Entre tanto, en el cristianismo, debido principalmente al Vaticano II
[4]
y a la nueva mentalidad misionera del Consejo Ecuménico de las Iglesias
[5]
, han cambiado algunas cosas en sentido positivo con respecto a las religiones universales, por supuesto sin especial arrepentimiento y confesión de culpabilidad: al desprecio del pasado ha sucedido, fundamentalmente al menos, la alta estimación; a la desatención, la comprensión; al proselitismo, el estudio y el diálogo. Con algunos siglos de retraso se intenta hoy, con bendición oficial, por fin, liberar al cristianismo de su envoltura europeo-americana o, más concretamente, latino-romana; se procura que el clero y los obispos sean indígenas; se trazan métodos pastorales adecuados; se utilizan lenguas vernáculas en la liturgia, existiendo misas africanas, actos de culto con plegarias del sufismo islámico, con típicas danzas indias. Todo esto, evidentemente, parece dar mejor resultado en la práctica que en la teoría eclesiástica: la predicación y la teología no han llegado todavía a ser chinas para los chinos, japonesas para los japoneses e indias para los indios.
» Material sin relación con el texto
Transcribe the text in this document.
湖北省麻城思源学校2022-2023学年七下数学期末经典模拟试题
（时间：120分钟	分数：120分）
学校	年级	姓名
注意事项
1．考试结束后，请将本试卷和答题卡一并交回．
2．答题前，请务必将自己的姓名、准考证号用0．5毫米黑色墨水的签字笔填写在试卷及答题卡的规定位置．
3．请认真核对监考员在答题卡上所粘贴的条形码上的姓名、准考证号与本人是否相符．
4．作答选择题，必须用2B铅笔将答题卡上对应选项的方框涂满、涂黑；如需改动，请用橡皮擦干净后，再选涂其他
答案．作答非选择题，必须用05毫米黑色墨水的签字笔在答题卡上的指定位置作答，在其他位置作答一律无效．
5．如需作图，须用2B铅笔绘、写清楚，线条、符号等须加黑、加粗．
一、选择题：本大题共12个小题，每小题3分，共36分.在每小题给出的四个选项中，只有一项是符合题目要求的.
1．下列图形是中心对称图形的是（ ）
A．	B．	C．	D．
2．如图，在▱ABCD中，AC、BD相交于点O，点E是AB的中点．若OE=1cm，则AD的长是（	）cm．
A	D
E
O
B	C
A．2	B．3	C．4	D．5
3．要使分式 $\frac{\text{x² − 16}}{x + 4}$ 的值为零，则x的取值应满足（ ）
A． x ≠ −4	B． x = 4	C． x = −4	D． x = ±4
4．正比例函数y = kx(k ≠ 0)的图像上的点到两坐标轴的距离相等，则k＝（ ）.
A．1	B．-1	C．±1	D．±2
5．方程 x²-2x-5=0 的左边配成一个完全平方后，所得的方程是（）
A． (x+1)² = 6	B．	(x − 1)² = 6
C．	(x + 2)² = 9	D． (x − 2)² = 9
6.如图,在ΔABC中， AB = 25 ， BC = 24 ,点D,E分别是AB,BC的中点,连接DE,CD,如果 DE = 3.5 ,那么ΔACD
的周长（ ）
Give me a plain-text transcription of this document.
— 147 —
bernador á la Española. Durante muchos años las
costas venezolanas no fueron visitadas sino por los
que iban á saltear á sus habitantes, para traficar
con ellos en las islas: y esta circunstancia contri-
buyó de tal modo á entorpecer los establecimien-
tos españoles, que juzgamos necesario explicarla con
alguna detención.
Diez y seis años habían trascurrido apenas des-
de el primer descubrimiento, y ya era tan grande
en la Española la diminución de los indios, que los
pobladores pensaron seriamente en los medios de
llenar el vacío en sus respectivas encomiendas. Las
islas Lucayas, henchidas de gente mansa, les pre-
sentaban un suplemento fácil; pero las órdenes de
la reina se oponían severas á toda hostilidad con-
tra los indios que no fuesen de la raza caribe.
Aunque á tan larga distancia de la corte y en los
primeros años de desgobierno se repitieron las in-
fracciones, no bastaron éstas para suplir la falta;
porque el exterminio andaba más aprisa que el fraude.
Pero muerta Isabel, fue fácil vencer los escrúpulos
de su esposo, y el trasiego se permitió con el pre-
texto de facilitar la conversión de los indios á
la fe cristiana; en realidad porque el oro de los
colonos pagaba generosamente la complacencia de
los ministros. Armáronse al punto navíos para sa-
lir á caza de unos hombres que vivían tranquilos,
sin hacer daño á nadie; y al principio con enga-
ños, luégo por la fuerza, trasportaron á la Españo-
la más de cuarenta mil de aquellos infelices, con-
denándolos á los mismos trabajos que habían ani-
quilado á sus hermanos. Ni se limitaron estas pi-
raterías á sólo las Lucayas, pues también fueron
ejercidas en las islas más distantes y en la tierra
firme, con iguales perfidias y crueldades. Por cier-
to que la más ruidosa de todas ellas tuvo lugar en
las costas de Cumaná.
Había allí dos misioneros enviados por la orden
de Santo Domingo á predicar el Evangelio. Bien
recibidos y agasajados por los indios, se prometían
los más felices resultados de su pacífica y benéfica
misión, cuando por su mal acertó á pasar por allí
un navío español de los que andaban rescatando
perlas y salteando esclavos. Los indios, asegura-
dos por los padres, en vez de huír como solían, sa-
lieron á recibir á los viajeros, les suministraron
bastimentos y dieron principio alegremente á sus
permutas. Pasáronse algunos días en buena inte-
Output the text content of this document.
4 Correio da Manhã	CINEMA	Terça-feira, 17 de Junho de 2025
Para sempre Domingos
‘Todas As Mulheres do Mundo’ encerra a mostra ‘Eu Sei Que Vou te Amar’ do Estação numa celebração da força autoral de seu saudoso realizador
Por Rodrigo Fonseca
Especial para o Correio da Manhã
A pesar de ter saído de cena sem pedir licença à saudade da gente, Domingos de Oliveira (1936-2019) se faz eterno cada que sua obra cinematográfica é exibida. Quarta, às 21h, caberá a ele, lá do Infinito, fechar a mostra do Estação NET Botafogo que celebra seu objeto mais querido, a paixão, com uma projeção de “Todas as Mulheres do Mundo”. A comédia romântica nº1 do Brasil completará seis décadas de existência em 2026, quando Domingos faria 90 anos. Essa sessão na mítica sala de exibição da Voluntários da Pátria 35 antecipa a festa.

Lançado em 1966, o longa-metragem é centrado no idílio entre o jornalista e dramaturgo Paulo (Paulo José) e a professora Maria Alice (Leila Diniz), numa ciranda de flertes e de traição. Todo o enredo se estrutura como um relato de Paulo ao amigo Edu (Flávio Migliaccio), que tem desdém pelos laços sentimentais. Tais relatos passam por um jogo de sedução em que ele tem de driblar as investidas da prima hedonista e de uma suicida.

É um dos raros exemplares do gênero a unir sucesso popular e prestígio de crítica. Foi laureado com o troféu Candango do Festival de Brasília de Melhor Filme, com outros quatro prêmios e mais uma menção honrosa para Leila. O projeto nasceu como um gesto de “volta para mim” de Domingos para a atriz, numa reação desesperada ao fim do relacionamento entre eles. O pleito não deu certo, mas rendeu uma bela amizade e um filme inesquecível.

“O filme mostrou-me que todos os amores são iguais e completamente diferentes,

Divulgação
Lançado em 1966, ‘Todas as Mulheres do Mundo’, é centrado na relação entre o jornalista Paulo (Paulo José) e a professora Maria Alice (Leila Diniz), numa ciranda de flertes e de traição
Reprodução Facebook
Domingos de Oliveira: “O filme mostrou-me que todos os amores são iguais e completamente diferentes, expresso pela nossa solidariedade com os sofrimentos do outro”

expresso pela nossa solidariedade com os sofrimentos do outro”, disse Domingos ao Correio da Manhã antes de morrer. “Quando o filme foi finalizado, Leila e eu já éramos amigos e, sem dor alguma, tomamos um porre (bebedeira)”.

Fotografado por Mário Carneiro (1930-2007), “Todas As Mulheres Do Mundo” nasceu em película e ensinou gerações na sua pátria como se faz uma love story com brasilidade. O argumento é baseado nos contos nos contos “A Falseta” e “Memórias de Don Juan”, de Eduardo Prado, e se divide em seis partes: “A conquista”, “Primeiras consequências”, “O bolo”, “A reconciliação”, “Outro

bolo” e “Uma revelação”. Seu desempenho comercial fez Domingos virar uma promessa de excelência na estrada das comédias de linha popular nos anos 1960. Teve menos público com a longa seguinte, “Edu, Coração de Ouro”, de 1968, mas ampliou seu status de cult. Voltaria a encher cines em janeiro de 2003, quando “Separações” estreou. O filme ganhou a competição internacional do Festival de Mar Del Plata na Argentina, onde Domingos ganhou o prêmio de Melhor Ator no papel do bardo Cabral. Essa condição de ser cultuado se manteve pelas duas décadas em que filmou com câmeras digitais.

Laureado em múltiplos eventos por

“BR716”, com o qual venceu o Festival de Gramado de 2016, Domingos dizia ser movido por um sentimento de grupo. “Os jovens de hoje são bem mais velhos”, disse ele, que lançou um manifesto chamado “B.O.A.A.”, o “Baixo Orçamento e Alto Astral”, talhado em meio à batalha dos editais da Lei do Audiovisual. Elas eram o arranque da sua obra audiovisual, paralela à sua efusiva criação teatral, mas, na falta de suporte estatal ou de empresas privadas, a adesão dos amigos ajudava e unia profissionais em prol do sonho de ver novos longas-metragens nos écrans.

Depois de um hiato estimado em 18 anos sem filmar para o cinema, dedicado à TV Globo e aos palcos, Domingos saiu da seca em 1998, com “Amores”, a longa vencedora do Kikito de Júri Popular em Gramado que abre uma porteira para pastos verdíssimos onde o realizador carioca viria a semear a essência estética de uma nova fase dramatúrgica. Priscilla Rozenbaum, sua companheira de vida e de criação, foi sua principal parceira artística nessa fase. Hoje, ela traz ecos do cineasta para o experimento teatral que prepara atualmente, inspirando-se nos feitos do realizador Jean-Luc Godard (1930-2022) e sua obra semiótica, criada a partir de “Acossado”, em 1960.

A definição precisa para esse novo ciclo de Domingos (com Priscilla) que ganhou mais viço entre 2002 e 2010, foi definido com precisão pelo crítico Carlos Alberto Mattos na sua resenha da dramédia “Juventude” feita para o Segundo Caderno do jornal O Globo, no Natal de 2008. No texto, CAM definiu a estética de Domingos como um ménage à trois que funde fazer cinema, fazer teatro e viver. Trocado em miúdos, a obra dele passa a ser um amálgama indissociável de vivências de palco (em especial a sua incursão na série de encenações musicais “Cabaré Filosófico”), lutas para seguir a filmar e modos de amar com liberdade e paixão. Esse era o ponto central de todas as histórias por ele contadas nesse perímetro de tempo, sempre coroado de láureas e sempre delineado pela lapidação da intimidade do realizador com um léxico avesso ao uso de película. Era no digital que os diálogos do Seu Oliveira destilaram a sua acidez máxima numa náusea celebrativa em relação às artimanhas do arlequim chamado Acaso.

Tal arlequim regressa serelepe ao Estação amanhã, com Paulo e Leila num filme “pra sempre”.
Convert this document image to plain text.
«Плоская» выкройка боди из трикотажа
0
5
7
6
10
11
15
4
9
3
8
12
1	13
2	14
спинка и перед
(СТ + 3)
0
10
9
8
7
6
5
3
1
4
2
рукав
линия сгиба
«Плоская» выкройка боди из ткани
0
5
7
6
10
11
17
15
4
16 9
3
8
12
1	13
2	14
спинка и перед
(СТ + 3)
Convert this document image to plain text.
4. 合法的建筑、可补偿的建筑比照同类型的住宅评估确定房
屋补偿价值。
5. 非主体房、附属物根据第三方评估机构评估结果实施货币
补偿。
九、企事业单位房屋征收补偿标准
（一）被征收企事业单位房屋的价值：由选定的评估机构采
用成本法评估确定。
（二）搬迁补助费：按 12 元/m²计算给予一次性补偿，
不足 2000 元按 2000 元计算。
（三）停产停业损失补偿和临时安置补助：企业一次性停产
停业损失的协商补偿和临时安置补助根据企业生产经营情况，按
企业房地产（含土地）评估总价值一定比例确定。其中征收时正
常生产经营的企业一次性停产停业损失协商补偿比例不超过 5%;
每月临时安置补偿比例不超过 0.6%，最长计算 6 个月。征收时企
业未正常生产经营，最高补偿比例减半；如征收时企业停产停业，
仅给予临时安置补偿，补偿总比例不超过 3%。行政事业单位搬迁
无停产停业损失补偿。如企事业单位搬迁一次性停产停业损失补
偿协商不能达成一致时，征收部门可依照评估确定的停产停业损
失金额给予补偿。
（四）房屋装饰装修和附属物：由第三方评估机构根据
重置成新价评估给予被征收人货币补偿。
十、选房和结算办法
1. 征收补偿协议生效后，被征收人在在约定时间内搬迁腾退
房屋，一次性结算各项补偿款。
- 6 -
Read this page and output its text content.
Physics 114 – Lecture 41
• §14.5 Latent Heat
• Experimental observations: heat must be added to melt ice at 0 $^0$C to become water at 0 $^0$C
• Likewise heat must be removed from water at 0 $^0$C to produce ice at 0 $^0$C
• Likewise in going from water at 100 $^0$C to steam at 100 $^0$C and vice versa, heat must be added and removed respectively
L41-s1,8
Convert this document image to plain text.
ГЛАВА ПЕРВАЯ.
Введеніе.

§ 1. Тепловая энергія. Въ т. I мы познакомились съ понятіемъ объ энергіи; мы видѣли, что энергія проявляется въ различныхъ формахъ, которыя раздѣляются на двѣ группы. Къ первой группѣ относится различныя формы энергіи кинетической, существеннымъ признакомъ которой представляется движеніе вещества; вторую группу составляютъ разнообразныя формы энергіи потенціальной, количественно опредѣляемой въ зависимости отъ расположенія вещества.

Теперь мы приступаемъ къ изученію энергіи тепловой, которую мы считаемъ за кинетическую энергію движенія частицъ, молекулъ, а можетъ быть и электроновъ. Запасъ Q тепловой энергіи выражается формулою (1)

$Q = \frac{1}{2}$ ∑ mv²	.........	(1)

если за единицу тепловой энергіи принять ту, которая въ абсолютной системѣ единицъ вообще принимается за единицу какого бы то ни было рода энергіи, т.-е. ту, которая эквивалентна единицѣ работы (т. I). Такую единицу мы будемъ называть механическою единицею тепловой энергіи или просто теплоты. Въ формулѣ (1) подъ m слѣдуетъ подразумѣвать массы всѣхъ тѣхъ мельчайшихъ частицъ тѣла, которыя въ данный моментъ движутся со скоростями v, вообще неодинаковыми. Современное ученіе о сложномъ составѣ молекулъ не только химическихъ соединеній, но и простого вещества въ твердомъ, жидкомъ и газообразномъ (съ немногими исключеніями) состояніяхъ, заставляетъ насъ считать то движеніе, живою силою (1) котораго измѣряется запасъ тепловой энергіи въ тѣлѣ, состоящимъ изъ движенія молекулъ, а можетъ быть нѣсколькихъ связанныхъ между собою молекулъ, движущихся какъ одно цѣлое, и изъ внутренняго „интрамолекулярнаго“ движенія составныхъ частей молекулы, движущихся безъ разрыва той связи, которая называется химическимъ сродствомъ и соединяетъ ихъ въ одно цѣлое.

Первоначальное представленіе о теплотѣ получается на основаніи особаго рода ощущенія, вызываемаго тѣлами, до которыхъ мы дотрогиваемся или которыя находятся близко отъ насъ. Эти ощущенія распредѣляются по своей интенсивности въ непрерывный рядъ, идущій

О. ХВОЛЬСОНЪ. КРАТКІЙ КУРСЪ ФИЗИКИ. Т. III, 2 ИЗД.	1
Pese a ello hay una cosa evidente: son incontables las personas particulares y los grupos de trabajo que desde Roma y París hasta Bangalore, Calcuta, Colombo, Tokio y Camberra se esfuerzan por descubrir, valorar y aprovechar para la predicación y teología cristianas el verdadero núcleo, las grandes preocupaciones y la riqueza de contenido del islamismo, budismo, hinduismo, confucionismo y taoísmo.